Editorial: Mental health: the new suicide prevention, a step forward

A new national suicide prevention and mental health counseling hotline is a welcome development given the rise in mental health cases and the prevalence of suicide.

The new three-digit phone number – 988 – is easier to remember than the old 800 number, and it comes with the hope that more people will get help by dialing or texting the number.
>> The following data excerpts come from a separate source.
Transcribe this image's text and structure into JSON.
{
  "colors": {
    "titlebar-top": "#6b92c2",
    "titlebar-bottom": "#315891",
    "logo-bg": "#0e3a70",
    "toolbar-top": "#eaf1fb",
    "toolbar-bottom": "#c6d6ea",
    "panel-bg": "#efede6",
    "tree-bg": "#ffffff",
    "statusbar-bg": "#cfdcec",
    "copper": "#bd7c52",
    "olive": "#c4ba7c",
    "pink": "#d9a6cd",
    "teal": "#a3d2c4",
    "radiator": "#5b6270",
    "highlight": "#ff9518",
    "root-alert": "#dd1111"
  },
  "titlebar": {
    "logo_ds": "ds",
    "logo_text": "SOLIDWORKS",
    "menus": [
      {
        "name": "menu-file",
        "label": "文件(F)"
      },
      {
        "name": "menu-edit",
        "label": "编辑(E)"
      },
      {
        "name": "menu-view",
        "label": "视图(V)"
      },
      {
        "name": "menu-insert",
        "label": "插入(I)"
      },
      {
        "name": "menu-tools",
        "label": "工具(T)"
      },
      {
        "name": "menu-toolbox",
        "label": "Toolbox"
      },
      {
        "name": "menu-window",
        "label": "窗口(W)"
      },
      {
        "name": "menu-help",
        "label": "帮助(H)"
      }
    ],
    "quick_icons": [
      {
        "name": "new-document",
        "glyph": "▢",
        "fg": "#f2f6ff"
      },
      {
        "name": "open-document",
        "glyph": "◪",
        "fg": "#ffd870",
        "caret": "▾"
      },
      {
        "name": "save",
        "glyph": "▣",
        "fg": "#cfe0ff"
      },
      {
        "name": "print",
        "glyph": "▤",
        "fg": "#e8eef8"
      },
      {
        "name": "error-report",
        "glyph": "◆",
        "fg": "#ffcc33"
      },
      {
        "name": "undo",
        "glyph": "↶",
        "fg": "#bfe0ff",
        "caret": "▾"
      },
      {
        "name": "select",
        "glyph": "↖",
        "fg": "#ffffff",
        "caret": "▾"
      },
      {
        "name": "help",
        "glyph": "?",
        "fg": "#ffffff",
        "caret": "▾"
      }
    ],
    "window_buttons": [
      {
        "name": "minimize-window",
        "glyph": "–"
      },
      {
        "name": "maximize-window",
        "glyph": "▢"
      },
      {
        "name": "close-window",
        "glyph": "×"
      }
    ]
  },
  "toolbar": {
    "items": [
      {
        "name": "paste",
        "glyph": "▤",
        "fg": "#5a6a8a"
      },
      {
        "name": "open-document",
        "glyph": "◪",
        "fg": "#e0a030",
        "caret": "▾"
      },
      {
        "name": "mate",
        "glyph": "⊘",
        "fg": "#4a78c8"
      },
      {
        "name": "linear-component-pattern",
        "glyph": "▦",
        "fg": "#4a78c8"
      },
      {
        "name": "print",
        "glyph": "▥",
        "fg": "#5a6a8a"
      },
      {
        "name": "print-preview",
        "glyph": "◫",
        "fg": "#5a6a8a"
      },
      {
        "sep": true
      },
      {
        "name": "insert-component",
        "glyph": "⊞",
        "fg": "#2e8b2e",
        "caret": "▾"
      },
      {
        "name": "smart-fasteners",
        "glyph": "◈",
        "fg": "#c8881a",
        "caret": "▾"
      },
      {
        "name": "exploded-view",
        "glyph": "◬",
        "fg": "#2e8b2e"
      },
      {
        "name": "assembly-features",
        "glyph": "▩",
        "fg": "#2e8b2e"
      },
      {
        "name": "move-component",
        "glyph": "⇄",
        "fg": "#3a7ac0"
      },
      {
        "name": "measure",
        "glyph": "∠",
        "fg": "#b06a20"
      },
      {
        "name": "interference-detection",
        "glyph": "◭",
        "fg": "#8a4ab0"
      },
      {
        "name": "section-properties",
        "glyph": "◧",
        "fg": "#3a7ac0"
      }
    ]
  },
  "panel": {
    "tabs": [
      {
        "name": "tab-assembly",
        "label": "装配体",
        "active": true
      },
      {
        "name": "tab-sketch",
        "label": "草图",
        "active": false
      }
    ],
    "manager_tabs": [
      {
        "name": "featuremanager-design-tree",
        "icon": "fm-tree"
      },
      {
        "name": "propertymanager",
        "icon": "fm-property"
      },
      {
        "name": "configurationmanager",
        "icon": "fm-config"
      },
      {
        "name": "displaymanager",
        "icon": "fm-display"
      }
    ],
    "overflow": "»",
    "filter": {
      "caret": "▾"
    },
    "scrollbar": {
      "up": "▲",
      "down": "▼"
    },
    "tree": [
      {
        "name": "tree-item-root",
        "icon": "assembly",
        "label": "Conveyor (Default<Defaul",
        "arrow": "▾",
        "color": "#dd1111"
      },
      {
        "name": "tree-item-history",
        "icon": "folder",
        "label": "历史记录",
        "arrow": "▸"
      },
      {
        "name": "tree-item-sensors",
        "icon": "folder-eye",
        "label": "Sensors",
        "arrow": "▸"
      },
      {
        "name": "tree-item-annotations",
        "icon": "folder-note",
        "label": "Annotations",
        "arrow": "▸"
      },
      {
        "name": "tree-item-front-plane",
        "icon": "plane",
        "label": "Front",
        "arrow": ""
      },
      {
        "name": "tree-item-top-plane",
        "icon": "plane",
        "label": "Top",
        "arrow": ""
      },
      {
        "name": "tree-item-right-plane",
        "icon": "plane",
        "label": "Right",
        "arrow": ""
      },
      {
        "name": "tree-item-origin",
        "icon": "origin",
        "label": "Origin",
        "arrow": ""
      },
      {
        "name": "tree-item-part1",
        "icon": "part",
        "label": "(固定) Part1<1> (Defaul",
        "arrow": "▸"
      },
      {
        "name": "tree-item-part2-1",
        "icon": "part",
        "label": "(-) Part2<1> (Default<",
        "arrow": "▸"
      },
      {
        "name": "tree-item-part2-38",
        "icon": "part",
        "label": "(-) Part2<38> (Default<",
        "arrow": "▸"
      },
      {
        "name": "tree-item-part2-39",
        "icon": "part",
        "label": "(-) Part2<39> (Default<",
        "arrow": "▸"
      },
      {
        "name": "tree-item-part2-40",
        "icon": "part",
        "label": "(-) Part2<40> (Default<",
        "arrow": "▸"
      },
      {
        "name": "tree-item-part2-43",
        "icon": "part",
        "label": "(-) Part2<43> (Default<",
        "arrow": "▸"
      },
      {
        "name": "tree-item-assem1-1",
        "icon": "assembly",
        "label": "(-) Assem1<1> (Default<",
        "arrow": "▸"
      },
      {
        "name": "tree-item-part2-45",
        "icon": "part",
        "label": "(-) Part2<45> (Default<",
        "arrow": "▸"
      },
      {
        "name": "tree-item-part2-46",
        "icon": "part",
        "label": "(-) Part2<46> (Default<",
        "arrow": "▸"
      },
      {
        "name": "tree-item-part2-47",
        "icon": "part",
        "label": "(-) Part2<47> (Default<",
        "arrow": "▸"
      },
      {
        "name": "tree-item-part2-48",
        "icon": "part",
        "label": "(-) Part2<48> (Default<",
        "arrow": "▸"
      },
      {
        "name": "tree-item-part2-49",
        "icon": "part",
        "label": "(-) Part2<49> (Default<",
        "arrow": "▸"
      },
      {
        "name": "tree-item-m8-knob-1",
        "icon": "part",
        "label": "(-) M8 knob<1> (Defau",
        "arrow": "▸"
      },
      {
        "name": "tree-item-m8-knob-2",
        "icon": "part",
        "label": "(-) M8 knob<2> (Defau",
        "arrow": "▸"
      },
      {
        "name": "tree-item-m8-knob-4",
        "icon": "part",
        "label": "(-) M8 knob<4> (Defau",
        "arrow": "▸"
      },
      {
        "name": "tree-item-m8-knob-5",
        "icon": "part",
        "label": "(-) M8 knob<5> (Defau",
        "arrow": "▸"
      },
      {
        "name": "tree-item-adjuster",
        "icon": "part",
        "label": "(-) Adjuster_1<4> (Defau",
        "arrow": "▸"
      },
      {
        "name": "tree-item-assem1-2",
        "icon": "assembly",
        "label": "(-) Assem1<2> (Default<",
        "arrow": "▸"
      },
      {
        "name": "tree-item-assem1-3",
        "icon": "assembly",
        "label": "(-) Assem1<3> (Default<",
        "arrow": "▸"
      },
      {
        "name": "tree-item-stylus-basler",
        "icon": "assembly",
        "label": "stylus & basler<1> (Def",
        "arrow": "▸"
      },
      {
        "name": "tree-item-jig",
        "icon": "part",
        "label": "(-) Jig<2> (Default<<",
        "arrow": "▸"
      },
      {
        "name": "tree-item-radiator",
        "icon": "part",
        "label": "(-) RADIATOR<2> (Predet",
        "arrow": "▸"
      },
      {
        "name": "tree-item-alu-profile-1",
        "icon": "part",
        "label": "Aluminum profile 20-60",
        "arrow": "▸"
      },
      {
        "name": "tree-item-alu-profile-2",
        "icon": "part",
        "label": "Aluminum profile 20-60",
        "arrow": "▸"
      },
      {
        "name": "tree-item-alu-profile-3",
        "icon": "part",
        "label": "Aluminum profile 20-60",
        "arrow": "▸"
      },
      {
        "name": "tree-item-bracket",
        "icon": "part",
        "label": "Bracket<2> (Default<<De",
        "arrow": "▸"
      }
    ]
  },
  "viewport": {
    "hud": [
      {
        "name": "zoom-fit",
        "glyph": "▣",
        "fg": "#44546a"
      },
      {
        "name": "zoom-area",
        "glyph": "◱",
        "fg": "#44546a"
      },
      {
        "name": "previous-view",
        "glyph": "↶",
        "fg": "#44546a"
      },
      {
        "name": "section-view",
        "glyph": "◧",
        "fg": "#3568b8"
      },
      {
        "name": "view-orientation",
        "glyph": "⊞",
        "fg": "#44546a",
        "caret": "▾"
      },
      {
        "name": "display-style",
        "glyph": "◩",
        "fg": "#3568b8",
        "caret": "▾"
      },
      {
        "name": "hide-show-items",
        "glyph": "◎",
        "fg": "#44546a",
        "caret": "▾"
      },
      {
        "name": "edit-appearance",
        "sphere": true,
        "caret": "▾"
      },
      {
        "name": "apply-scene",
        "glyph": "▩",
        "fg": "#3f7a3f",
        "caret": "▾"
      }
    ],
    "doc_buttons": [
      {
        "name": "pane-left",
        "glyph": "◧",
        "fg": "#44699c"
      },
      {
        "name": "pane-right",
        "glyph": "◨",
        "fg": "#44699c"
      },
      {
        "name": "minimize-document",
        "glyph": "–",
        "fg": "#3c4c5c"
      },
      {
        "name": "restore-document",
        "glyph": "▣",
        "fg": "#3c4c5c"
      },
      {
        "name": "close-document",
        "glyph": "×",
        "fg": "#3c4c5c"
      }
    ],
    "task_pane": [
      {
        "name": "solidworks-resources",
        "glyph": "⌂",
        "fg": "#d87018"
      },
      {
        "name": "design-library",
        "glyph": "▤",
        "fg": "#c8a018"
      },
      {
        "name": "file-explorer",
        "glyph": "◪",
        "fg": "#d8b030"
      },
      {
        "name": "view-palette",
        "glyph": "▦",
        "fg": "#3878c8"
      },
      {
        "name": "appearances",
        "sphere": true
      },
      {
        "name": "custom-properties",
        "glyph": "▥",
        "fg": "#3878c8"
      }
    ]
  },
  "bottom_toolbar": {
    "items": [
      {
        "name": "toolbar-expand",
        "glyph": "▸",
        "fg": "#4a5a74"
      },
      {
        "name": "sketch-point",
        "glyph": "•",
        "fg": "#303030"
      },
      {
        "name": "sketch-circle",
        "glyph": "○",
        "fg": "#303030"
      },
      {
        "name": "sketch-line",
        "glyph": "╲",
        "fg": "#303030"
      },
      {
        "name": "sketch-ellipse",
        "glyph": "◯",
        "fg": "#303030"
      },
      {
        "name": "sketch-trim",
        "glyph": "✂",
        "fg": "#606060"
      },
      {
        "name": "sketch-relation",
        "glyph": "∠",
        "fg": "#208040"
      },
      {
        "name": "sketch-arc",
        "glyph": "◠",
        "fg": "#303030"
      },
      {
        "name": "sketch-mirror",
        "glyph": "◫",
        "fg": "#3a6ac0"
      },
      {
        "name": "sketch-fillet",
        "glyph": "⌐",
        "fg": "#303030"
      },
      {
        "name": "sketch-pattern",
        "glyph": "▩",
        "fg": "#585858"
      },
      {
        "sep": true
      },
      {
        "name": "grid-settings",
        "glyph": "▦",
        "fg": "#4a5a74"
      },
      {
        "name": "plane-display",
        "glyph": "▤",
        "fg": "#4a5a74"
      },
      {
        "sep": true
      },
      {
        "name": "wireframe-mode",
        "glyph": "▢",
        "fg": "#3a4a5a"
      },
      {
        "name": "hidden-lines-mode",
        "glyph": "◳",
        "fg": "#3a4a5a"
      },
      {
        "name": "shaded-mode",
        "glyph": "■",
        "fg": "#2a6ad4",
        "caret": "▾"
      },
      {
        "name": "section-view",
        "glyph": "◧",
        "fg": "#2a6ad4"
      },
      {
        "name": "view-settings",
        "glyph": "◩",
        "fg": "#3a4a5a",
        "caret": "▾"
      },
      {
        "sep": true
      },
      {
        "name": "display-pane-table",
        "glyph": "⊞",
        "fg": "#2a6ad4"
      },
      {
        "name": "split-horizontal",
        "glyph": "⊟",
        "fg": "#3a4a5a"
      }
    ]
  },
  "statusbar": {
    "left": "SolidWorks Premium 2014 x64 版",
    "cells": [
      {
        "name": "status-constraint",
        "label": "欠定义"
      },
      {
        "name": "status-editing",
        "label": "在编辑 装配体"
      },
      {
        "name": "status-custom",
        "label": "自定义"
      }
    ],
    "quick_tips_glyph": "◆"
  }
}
The goal will be to connect Minnesota callers to Minnesota call centers so they can be directed to Minnesota-specific resources.

Blue Earth, Nicollet and Brown counties are included in the region with a call center in Carver County just north of the Mankato area. The new number should generate 25% more calls due to its easy recall.

A Kaiser Family Foundation survey found that people with symptoms of anxiety and depression have increased from around 10% in normal times to 40% during the pandemic.

The challenge will be to ensure that there are enough advisors to handle the volume of calls. Minnesota currently has a 76% response rate for local calls answered by Minnesota counselors. The federal target for states is 90%.

Unfortunately, the Minnesota legislature did not pass additional funding for mental health services that would have increased call center staff. Mental health advocates have said they will push for additional funding next year.

The lack of funding is another casualty of the breakdown of a budget deal that was agreed to by Senate Republicans, Democrats and Gov. Tim Walz. Both sides blame the other for the outage, but whatever the fault, Minnesotans in need of sanity suffer.

The new hotline is a simple way to get people the mental health help they need. It’s a good start, but the legislature is expected to increase funding next year.